A buddy of mine is thinking of getting a bearded dragon so I thought I would see if you guys have any advice that may help. He will be using a 38g reptrarium on its side, sand substrate, heat lamp, night lamp water dish and probably some sort of wood or rock decor for climbing. Any comments or advice would be much appreciated, thanks!


----------



## Drunkenblade (Aug 15, 2004)

I attended This years Western Veterinary Conference in Las Vegas.....

At Roger J. Klingenberg DVM's lecture he made it a point to mention that Bearded Dragons are a Vertical lizards, not Horizontal lizards.:nod: They tend to only be seen on the ground in the wild escaping threats or picking off insects....

He also stated...
"Husbandry requirements 
Bearded dragons originate from the red desert areas of Australia and the most important requirement is the provision of heat. A typical set-up consists of 20-30 gallon enclosure with a screen lid that will accommodate a heat lamp and UV light fixture (vitamin D3 production is dependent on UV exposure). An under-tank heating pad is also useful for night-time basking. Substrates that have worked best include alfalfa pellets, newspaper, or fine soil or sand. Water is best provided in a ceramic dish that cannot be easily tipped and spilled. Food consists of insects such as crickets, wax worms, and super mealworms, and can comprise 50% of the diet. The other 50% should consist of a variety of good quality vegetables. Young dragons are primarily insectivores, but switch to a predominantly vegetarian diet as adults." (Klingenberg, WVC2004,Lecture Notes)

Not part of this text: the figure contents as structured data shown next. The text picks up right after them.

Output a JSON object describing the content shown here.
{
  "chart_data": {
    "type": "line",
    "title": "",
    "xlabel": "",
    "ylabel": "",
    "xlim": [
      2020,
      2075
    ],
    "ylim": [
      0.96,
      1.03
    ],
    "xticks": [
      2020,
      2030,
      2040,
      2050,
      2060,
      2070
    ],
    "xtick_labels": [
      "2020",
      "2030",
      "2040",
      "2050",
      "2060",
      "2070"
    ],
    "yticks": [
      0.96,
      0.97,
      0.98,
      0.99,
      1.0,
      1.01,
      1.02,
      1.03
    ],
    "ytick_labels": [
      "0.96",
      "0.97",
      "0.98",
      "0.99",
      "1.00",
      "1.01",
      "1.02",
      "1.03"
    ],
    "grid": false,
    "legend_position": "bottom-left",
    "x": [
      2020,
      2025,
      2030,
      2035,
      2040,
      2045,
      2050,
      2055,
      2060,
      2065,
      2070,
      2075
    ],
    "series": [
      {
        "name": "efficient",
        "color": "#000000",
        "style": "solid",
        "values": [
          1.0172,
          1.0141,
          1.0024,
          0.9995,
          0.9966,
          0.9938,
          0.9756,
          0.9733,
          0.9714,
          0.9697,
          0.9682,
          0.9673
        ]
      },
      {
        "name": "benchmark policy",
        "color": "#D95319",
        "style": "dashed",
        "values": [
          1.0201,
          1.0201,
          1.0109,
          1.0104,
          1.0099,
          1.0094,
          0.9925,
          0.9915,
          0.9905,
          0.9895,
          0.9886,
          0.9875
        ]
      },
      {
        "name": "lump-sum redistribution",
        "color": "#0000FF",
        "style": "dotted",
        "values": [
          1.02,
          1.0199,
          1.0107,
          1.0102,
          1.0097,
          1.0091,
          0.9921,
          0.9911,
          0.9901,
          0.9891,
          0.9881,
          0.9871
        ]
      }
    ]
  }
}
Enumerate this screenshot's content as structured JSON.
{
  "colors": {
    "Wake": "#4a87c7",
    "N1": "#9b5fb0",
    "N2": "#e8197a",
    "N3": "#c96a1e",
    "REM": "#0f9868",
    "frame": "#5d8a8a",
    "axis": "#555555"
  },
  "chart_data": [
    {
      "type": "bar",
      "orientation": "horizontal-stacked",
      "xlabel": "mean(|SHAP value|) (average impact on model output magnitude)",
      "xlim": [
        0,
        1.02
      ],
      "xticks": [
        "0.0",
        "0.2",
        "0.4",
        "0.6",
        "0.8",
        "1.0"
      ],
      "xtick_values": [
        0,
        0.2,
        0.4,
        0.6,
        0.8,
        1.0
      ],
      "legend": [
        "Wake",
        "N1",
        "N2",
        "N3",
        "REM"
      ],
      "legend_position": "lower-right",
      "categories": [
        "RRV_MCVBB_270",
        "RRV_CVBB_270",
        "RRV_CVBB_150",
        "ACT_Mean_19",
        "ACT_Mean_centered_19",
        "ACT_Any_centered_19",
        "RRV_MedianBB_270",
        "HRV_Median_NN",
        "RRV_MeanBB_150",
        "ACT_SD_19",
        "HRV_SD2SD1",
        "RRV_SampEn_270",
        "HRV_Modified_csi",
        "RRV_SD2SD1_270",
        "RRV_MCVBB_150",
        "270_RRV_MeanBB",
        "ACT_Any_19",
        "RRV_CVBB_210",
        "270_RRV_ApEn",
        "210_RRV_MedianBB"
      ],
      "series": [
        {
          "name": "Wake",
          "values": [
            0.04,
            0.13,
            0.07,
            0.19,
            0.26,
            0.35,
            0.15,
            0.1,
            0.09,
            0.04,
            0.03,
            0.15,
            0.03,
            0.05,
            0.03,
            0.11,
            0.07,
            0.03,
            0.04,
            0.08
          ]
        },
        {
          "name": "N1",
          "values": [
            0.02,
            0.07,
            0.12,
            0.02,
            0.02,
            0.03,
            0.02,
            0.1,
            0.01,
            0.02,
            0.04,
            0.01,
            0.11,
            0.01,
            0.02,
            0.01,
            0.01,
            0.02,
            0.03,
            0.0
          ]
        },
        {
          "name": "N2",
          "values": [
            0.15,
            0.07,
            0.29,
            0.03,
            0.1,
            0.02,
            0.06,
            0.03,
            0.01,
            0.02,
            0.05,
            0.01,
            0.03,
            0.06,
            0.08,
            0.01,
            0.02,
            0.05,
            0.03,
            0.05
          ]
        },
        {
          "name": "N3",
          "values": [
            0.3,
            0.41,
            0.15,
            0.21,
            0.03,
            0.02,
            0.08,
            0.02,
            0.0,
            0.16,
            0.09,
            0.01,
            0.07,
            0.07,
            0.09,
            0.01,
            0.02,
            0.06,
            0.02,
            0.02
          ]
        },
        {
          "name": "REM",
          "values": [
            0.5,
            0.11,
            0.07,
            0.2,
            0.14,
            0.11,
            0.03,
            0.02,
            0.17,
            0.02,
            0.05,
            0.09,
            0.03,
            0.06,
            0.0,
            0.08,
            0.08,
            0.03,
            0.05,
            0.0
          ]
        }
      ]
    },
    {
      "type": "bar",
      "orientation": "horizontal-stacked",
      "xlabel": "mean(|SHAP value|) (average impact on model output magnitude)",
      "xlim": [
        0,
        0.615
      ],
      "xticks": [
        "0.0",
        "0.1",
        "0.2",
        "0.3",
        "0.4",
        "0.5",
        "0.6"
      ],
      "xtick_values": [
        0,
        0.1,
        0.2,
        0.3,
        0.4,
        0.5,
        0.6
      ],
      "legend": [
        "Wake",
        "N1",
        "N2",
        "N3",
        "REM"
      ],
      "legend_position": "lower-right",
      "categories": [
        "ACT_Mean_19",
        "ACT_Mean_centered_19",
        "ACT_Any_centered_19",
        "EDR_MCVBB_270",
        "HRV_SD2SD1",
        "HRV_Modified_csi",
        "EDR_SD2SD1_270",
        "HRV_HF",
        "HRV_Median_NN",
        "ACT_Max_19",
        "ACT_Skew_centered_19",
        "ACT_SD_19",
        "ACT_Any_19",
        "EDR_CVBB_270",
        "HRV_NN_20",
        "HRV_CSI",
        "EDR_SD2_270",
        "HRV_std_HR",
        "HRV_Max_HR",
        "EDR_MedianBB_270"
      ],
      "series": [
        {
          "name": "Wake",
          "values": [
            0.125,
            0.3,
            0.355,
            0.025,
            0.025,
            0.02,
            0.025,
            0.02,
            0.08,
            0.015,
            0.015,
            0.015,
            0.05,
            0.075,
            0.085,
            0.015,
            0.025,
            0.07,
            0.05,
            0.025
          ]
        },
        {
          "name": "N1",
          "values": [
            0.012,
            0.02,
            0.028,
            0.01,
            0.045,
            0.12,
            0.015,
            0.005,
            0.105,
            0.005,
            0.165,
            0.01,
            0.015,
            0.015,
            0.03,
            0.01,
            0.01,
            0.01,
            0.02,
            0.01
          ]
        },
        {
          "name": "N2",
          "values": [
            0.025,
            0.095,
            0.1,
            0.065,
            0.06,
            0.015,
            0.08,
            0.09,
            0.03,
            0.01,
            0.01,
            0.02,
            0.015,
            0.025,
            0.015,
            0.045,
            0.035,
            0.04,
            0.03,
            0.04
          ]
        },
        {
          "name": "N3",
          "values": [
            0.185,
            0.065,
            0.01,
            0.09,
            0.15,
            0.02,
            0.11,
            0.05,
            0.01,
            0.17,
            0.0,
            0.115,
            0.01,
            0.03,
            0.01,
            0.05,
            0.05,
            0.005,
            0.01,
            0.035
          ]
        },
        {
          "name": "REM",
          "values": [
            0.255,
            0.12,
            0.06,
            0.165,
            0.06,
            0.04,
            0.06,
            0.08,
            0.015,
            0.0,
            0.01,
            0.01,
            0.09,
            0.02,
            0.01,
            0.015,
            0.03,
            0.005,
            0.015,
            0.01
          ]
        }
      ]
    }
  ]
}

I personally used Crushed walnut shell for substrate.... and Most of my B/D's Loved Mangos, as a treat!


----------



## Death in #'s (Apr 29, 2003)

:nod: crushed wallnut shells is the best imo 
but everything sounds good so far
and add a cave


----------



## AL CAPONE (Jul 29, 2004)

Drunkenblade said:


> I attended This years Western Veterinary Conference in Las Vegas.....
> 
> At Roger J. Klingenberg DVM's lecture he made it a point to mention that Bearded Dragons are a Vertical lizards, not Horizontal lizards.:nod: They tend to only be seen on the ground in the wild escaping threats or picking off insects....
> 
> ...


 thats untrue my beardie loves scaling large trees and basks and sand works better it looks more natral to their natral habitiat


----------